I'm in the process of upgrading our hosts from 3.5 to 4.0U1, doing clean installs but running into a networking problem. I have had no issue with my configuration from the origional setup three years ago with 3.0.2 to 3.5. We have a stand alone nic with 2 ports that go directly to a dedicated 10/100 Cisco switch which is in the DMZ. Those two pNICs are assigned to a DMZ portgroup, and also configured 100MB/Full since the physical switch has the ports configured at 100MB/Full. When I have a web server on one of the newly built out 4.0 hosts, I start to get the following alarms / warning messages:
Lost uplink redundancy on virtual switch "vSwitch1". Physical NIC vmnic5 is down. Affected portgroups:"DMZ".
warning - 4/15/2010 3:21:12 PM
Alarm 'Network uplink redundancy lost' on esx03 changed from Gray to Red
info - 4/15/2010 3:20:17 PM
Lost uplink redundancy on virtual switch "vSwitch1". Physical NIC vmnic4 is down. Affected portgroups:"DMZ".
warning - 4/15/2010 3:20:09 PM
After talking with VMware support they weren't too helpful siting that it could be a configuration problem, "not being best practices" when its worked for 3 years until upgrading to 4.0. I hoped it might have been just a bad NIC on one of the hosts and moved the webserver to another host I just updated but the same thing happened there too a couple minutes later. Currently there are no servers sitting on the DMZ portgroup on either of the 4.0 hosts and haven't had an alarm or warning message yet so I'm assuming its something in 4.0 and either hard set 100MB/Full or just 100MB connections period. Our production network which is on gig switches and auto neg have no issues period.
Anyone have any ideas or insight into what might be going on?
There are no errors on the physical switch which these NIC's connect. I can't really narrow it down besides the difference between 3.5u3 and 4.0u1 as the 3.5 hosts ran fine with that setup but once I upgraded to 4.0u1 I started getting these errors. The IOS is 12.0(5) on a c3500xl.
even though there are no errors on the switch, here are the infos I forgot to attach yesterday.
Link-Flap error: Errdisable Port State Recovery on the Cisco IOS Platforms
The recommendation I found is to configure:
errdisable flap-setting cause link-flap max-flaps 10 time 20
Btw, is it new host hardware you are using? If so I could only think of some kind of portsecurity settings...
Sorry, I can't help you much more with this issue
Thanks for the help also just got off the phone with VMware support and might have actually done something useful and provided this KB - http://kb.vmware.com/selfservice/microsites/search.do?language=en_US&cmd=displayKC&externalId=100954... which looks like it might have solved the issue. Kind of points to a VIC / GUI issue with configuring if the "fix" is to assign the vmnics via Console shrug We're waiting to see if it triggers another alarm in the next couple hours.
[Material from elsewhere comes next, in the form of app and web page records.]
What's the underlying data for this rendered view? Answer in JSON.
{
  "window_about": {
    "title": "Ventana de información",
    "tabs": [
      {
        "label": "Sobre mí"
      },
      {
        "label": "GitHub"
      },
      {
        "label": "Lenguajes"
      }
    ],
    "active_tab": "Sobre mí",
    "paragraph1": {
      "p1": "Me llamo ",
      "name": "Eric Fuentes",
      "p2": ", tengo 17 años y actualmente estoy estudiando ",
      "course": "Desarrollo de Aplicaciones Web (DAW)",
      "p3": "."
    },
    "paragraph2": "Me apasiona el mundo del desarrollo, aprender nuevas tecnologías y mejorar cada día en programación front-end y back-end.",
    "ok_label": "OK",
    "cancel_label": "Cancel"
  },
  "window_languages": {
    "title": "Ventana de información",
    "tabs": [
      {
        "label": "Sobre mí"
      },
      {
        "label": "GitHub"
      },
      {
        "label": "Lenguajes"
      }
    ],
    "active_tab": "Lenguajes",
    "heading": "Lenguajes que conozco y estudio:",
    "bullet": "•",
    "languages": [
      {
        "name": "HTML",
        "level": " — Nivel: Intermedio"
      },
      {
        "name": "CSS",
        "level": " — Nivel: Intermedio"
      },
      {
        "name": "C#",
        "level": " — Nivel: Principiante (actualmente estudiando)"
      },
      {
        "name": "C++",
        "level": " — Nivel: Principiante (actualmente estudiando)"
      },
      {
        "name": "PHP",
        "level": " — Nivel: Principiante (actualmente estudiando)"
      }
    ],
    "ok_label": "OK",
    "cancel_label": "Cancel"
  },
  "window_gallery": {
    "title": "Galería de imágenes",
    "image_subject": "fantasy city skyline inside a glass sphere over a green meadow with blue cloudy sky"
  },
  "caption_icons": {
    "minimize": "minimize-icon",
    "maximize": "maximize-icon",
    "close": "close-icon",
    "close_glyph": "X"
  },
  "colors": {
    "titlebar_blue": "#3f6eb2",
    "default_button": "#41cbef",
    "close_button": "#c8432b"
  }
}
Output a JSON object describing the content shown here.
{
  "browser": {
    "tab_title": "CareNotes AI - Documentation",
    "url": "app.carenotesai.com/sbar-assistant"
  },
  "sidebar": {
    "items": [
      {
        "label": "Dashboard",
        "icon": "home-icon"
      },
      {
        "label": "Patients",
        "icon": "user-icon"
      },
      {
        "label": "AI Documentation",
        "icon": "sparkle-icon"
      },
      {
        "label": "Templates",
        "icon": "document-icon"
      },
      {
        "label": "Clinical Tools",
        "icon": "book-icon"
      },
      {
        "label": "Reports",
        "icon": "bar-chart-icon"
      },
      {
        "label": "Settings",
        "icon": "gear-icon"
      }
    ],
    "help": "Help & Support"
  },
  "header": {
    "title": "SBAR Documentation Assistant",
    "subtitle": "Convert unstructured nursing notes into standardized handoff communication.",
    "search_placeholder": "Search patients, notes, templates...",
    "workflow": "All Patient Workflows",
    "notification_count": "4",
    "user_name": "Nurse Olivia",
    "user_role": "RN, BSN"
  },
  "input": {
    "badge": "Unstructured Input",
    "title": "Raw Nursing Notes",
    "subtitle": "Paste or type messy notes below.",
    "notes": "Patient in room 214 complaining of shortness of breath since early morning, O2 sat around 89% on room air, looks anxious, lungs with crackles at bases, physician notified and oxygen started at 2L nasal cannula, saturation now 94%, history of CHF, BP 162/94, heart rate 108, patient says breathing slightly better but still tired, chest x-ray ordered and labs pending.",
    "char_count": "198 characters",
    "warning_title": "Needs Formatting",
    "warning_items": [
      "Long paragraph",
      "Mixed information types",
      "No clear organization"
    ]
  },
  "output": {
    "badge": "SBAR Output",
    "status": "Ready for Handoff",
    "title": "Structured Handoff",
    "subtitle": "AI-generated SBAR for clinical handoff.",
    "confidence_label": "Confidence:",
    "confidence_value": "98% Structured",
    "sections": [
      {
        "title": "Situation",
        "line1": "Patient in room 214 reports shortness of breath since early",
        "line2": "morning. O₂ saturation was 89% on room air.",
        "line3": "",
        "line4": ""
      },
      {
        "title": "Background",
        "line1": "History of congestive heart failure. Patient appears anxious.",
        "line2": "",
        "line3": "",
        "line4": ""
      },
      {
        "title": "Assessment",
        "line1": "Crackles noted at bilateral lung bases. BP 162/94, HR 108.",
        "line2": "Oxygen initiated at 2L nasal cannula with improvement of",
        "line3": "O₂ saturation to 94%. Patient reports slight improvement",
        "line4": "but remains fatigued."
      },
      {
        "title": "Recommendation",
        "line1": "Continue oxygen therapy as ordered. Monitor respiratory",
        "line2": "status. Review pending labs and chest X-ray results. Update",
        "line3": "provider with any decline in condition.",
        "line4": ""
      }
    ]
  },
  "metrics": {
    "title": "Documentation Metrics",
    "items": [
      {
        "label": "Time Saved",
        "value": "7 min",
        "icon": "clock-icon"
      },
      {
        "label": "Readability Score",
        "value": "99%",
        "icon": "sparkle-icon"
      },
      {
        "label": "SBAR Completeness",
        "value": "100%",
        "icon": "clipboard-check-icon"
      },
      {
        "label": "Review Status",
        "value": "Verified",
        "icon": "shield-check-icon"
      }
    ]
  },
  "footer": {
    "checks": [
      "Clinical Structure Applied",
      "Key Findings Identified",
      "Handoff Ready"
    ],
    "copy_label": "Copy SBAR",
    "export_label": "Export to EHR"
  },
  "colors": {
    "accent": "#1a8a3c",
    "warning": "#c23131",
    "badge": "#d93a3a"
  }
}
After going back and forth with VMware support and them basically trying to blame hardware issue for 2+ weeks, they think its something to do with ESX4 and how it interacts with the 100/full switch so instead of trying to muck around with support and getting the alarms to go away, we just bought a cheap-ish gig switch to handle that vSwitch connections. Should fix it, not what we had in mind but it'll work.